His decision was also a significant shift away from what was perceived to be a strike fairly soon against Syrian targets. He had been prepared to act unilaterally after the British parliament refused to go along with American plans.
Protracted and expensive wars in Afghanistan and Iraq have left Americans reluctant to get involved in Middle Eastern conflicts.
Most Americans do not want the United States to intervene in Syria. A Reuters/Ipsos poll taken this week showed only 20% believe the United States should take action, but that was up from 9% last week.
A debate has raged for days in Washington among members of the US Congress over whether, or how quickly, Obama should take action.
Senate Republican leader Mitch McConnell backed the move, which he said Obama had told him about.
"The president's role as commander in chief is always strengthened when he enjoys the expressed support of the Congress," said McConnell.
Obama's decision was announced after he met his national security team at the White House. Top aides were to brief senators later in the day and members of the House of Representatives are to receive a classified briefing from administration officials on Sunday.
The objective is to show solid proof that US intelligence officials say shows conclusively that the Syrian government of Syrian President Bashar Assad launched a large chemical weapons assault in Damascus suburbs that left among the dead 426 children.
Obama has broad legal powers to take military action, and he insisted he felt he had the authority to launch a strike on his own. But he said he wanted Congress to have its say.
The Lebanese newspaper Al Diyar reported Saturday that Syrian President Bashar Assad was in an underground war room in an unknown location. According to the Lebanese report, he was with his work team, which includes military officers.
Additionally, the report claimed that his wife and children were in a safe location as well. Other senior Syrian regime officials are reported to have sent their families to safe, apparently underground locations.

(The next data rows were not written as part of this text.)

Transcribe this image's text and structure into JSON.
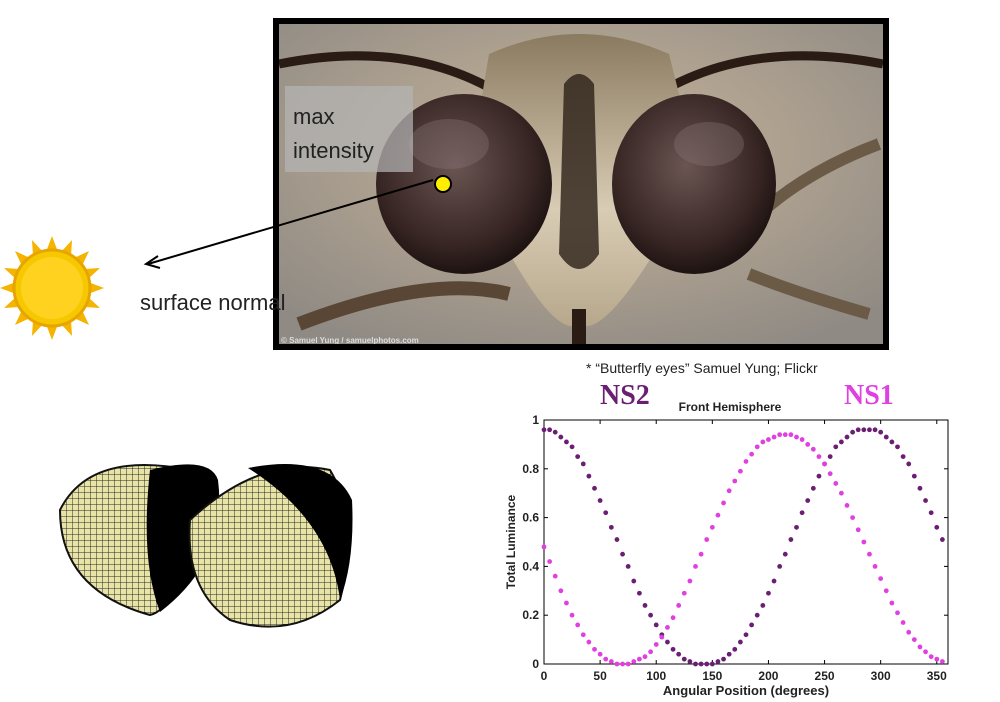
{
  "photo": {
    "label": "max intensity",
    "credit": "© Samuel Yung / samuelphotos.com",
    "caption": "* “Butterfly eyes” Samuel Yung; Flickr"
  },
  "annotation": {
    "surface_normal": "surface normal"
  },
  "series_labels": {
    "ns2": "NS2",
    "ns1": "NS1"
  },
  "colors": {
    "ns2": "#6b1f72",
    "ns1": "#e040e0",
    "sun": "#f5c800",
    "eye_mesh": "#e8e4a8"
  },
  "chart_data": {
    "type": "scatter",
    "title": "Front Hemisphere",
    "xlabel": "Angular Position (degrees)",
    "ylabel": "Total Luminance",
    "xlim": [
      0,
      360
    ],
    "ylim": [
      0,
      1
    ],
    "xticks": [
      0,
      50,
      100,
      150,
      200,
      250,
      300,
      350
    ],
    "yticks": [
      0,
      0.2,
      0.4,
      0.6,
      0.8,
      1
    ],
    "series": [
      {
        "name": "NS2",
        "color": "#6b1f72",
        "x": [
          0,
          5,
          10,
          15,
          20,
          25,
          30,
          35,
          40,
          45,
          50,
          55,
          60,
          65,
          70,
          75,
          80,
          85,
          90,
          95,
          100,
          105,
          110,
          115,
          120,
          125,
          130,
          135,
          140,
          145,
          150,
          155,
          160,
          165,
          170,
          175,
          180,
          185,
          190,
          195,
          200,
          205,
          210,
          215,
          220,
          225,
          230,
          235,
          240,
          245,
          250,
          255,
          260,
          265,
          270,
          275,
          280,
          285,
          290,
          295,
          300,
          305,
          310,
          315,
          320,
          325,
          330,
          335,
          340,
          345,
          350,
          355
        ],
        "y": [
          0.96,
          0.96,
          0.95,
          0.93,
          0.91,
          0.89,
          0.85,
          0.82,
          0.77,
          0.72,
          0.67,
          0.62,
          0.56,
          0.51,
          0.45,
          0.4,
          0.34,
          0.29,
          0.24,
          0.2,
          0.16,
          0.12,
          0.09,
          0.06,
          0.04,
          0.02,
          0.01,
          0.0,
          0.0,
          0.0,
          0.0,
          0.01,
          0.02,
          0.04,
          0.06,
          0.09,
          0.12,
          0.16,
          0.2,
          0.24,
          0.29,
          0.34,
          0.4,
          0.45,
          0.51,
          0.56,
          0.62,
          0.67,
          0.72,
          0.77,
          0.82,
          0.85,
          0.89,
          0.91,
          0.93,
          0.95,
          0.96,
          0.96,
          0.96,
          0.96,
          0.95,
          0.93,
          0.91,
          0.89,
          0.85,
          0.82,
          0.77,
          0.72,
          0.67,
          0.62,
          0.56,
          0.51
        ]
      },
      {
        "name": "NS1",
        "color": "#e040e0",
        "x": [
          0,
          5,
          10,
          15,
          20,
          25,
          30,
          35,
          40,
          45,
          50,
          55,
          60,
          65,
          70,
          75,
          80,
          85,
          90,
          95,
          100,
          105,
          110,
          115,
          120,
          125,
          130,
          135,
          140,
          145,
          150,
          155,
          160,
          165,
          170,
          175,
          180,
          185,
          190,
          195,
          200,
          205,
          210,
          215,
          220,
          225,
          230,
          235,
          240,
          245,
          250,
          255,
          260,
          265,
          270,
          275,
          280,
          285,
          290,
          295,
          300,
          305,
          310,
          315,
          320,
          325,
          330,
          335,
          340,
          345,
          350,
          355
        ],
        "y": [
          0.48,
          0.42,
          0.36,
          0.3,
          0.25,
          0.2,
          0.16,
          0.12,
          0.09,
          0.06,
          0.04,
          0.02,
          0.01,
          0.0,
          0.0,
          0.0,
          0.01,
          0.02,
          0.03,
          0.05,
          0.08,
          0.11,
          0.15,
          0.19,
          0.24,
          0.29,
          0.34,
          0.4,
          0.45,
          0.51,
          0.56,
          0.61,
          0.66,
          0.71,
          0.75,
          0.79,
          0.83,
          0.86,
          0.89,
          0.91,
          0.92,
          0.93,
          0.94,
          0.94,
          0.94,
          0.93,
          0.92,
          0.9,
          0.88,
          0.85,
          0.82,
          0.78,
          0.74,
          0.7,
          0.65,
          0.6,
          0.55,
          0.5,
          0.45,
          0.4,
          0.35,
          0.3,
          0.25,
          0.21,
          0.17,
          0.13,
          0.1,
          0.07,
          0.05,
          0.03,
          0.02,
          0.01
        ]
      }
    ]
  }
}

UN inspectors arrived in Amsterdam after spending several days in Syria collecting soil samples and interviewing victims of an attack last week in the Damascus suburbs. Officials said it could me more than a week before their final report is complete.
It seemed unlikely Obama would wait that long to order any strike, given the flotilla of US warships equipped with cruise missiles and massed in the Mediterranean; Friday's release of a declassified US intelligence assessment saying Assad's chemical weapons killed 1,429 civilians; and an intensifying round of briefings for lawmakers clamoring for information.
The president said Friday that he was considering "limited and narrow" steps to punish Assad for the attack, adding that US national security interests were at stake. He pledged no US combat troops on the ground in Syria, where a civil war has claimed more than 100,000 civilian lives.
With Obama struggling to gain international backing for a strike, Russian President Vladimir Putin urged him to reconsider his plans, saying he speaking to him not as a president but as the recipient of a Nobel Peace Prize.
"We have to remember what has happened in the last decades, how many times the United States has been the initiator of armed conflict in different regions of the world, said Putin, a strong ally of Assad. "Did this resolve even one problem?"